No CrossRef data available.
Published online by Cambridge University Press: 01 March 2012
Electrospinning is a versatile technique for fabricating three-dimensional (3D) nanofibrous scaffolds and the scaffolds have been found to elicit desirable cellular behavior for tissue regeneration because the nanofibrous structures mimic the nanofibrous extracellular matrix (ECM) of biological tissues. From the material point of view, the ECM of bone is a nanofibrous nanocomposite consisting of an organic matrix (mainly collagen) and inorganic bone apatite nanoparticles. Therefore, for bone tissue engineering scaffolds, it is natural to construct nanofibrous nanocomposites having a biodegradable polymer matrix and nanosized bioactive bioceramics. Our previous studies demonstrated: (1) electrospun nanocomposite fiber loaded with calcium phosphate (Ca-P) were osteoconductive and could promote osteoblastic cell proliferation and differentiation better than pure polymer fibers; (2) The controlled release of recombinant human bone morphogenetic protein (rhBMP-2) from scaffolds provided the scaffolds with desired osteoinductivity.
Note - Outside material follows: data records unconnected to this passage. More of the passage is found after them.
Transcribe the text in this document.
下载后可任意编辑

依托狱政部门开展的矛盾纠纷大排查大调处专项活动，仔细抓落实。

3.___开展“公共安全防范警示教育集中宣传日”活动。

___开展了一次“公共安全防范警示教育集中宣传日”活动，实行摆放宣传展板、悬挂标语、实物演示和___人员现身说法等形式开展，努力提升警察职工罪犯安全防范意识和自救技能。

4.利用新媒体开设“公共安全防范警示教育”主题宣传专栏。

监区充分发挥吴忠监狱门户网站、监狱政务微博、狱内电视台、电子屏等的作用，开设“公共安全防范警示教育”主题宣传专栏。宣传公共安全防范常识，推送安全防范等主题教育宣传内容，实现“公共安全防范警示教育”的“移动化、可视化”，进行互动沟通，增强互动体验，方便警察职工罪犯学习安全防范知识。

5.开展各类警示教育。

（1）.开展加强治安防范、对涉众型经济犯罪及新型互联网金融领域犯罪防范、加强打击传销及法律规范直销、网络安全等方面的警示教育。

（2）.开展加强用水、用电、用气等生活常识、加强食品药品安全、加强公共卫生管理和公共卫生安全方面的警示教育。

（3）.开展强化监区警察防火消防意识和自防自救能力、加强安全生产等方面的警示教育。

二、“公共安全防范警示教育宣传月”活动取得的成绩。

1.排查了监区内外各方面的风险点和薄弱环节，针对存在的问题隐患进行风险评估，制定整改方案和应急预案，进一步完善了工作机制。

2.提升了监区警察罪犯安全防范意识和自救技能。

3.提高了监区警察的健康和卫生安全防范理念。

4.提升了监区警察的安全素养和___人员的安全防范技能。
In the current investigation, novel bicomponent scaffolds for bone tissue engineering were produced using our established dual-source dual-power electrospinning technique to achieve both osteoconductivity and osteoinductivity. In the bicomponent scaffolds, one fibrous component was electrospun Ca-P/PLGA nanocomposite fibers and the other component was emulsion electrospun PDLLA nanofibers incorporated with rhBMP-2. Through electrospinning optimization, both fibers were evenly distributed in bicomponent scaffolds. The mass ratio of rhBMP-2/PDLLA fibers to Ca-P/PLGA fibers in bicomponent scaffolds could be controlled using multiple syringes. The structure and morphology of mono- and bicomponent scaffolds were examined. The in vitro release of rhBMP-2 from mono- and bicomponent scaffolds showed different release amount but similar release profile, exhibiting an initial burst release. Blending PDLLA with polyethylene glycol (PEG) could reduce the initial burst release of rhBMP-2.